Let's try this out below!

In [71]:
king_vector = np.array(embedding_model.get_embedding("King"))
man_vector = np.array(embedding_model.get_embedding("man"))
woman_vector = np.array(embedding_model.get_embedding("woman"))

vector_calculation_result = king_vector - man_vector + woman_vector

queen_vector = np.array(embedding_model.get_embedding("Queen"))

cosine_similarity(vector_calculation_result, queen_vector)

np.float64(0.7161951721027584)

[Walid] I am going to try this same exercise and see the cosine similarity between a sentence in french and the same sentence in english.

In [72]:
i_speak_french_eng = np.array(embedding_model.get_embedding("I speak french"))
i_speak_french_fr = np.array(embedding_model.get_embedding("Je parle français"))

cosine_similarity(i_speak_french_eng, i_speak_french_fr)


np.float64(0.8134808594458636)

As you can see - the resulting vector is indeed quite close to the "Queen" vector!

> NOTE: The loss is explained by the vectors not *literally* encoding information along axes as simple as "man" or "woman".

[Walid] I am going to try and generate the embeddings of two images and calculate their cosine similarity.

In [73]:
from PIL import Image
from dotenv import load_dotenv

In [74]:
def get_image_embedding(image_path):
    # Open and prepare the image
    image = Image.open(image_path)
    
    # Create embedding using OpenAI's GPT-4 Vision
    response = openai.chat.completions.create(
        model="gpt-4o",
        messages=[
            {
                "role": "user",
                "content": [
                    {
                        "type": "image_url",
                        "image_url": {
                            "url": f"data:image/jpeg;base64,{encode_image(image)}"
                        }
                    }
                ]
            }
        ],
        max_tokens=300
    )
    
    # Get the description and convert it to embedding
    description = response.choices[0].message.content
    # Convert the text description to an embedding using our existing embedding model
    return np.array(embedding_model.get_embedding(description))


In [75]:
def encode_image(image):
    import base64
    import io
    
    # Convert PIL Image to bytes
    buffered = io.BytesIO()
    # Convert image to RGB mode if it's not already
    if image.mode in ('RGBA', 'P'):
        image = image.convert('RGB')
    image.save(buffered, format="JPEG")
    
    # Encode to base64
    return base64.b64encode(buffered.getvalue()).decode('utf-8')

In [76]:
# Compare two images
def compare_images(image_path1, image_path2):
    # Get embeddings for both images
    embedding1 = get_image_embedding(image_path1)
    embedding2 = get_image_embedding(image_path2)
    
    # Calculate similarity
    similarity = cosine_similarity(embedding1, embedding2)
    return similarity

I am calculating the cosine similarity between two poodle images.

In [77]:
image1_path = "images/poodle1.jpg"
image2_path = "images/poodle2.png"

In [78]:
similarity_score = compare_images(image1_path, image2_path)
print(f"Similarity score between images: {similarity_score}")

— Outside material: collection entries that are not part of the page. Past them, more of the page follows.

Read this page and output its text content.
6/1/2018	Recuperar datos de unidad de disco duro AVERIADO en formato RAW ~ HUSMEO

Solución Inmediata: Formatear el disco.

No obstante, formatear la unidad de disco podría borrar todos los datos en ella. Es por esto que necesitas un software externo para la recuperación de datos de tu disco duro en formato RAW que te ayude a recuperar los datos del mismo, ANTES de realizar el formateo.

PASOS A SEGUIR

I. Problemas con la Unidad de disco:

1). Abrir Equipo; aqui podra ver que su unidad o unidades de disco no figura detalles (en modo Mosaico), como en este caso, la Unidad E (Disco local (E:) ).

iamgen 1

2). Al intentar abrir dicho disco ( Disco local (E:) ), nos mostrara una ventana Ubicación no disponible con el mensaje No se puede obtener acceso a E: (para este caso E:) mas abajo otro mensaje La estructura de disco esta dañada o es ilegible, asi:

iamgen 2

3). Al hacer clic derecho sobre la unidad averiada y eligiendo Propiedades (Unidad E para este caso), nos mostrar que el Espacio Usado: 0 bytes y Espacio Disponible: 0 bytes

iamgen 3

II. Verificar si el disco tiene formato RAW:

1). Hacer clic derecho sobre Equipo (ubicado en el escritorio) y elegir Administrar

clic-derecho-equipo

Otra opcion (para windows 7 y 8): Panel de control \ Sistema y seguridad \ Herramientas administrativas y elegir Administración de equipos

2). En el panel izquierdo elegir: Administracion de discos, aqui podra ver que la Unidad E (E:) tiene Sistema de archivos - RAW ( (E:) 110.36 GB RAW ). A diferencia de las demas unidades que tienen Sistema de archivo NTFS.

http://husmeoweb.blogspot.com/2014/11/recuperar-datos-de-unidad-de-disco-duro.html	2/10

Similarity score between images: 0.6114003143213


I am calculating the cosine similarity between a poodle and a cat

In [79]:
image1_path = "images/poodle1.jpg"
image2_path = "images/cat.jpg"

In [80]:
similarity_score = compare_images(image1_path, image2_path)
print(f"Similarity score between images: {similarity_score}")

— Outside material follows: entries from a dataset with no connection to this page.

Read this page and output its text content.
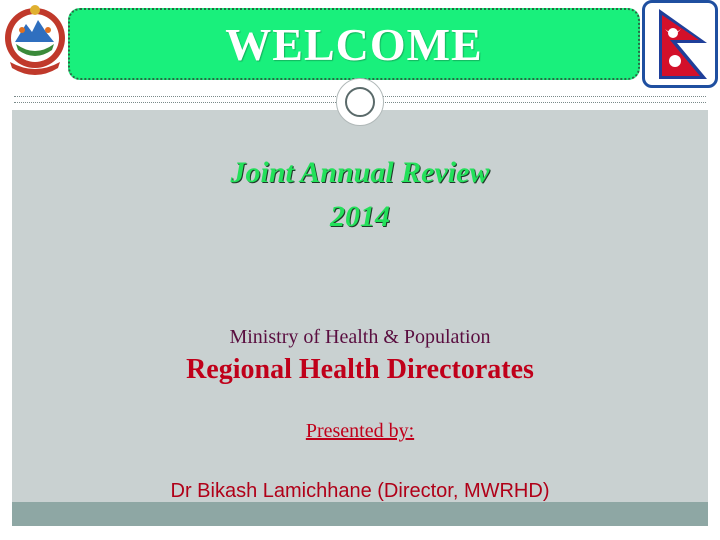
WELCOME
Joint Annual Review
2014
Ministry of Health & Population
Regional Health Directorates
Presented by:
Dr Bikash Lamichhane (Director, MWRHD)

Similarity score between images: 0.28740342245942885


I am calculating the cosine similarity between a poodle and german sheperd

In [81]:
image1_path = "images/poodle1.jpg"
image2_path = "images/germanshepherd.jpg"

In [82]:
similarity_score = compare_images(image1_path, image2_path)
print(f"Similarity score between images: {similarity_score}")

Similarity score between images: 0.36598593994155265


### Conclusion

As you can see - embeddings can help us convert text into a machine understandable format, which we can leverage for a number of purposes.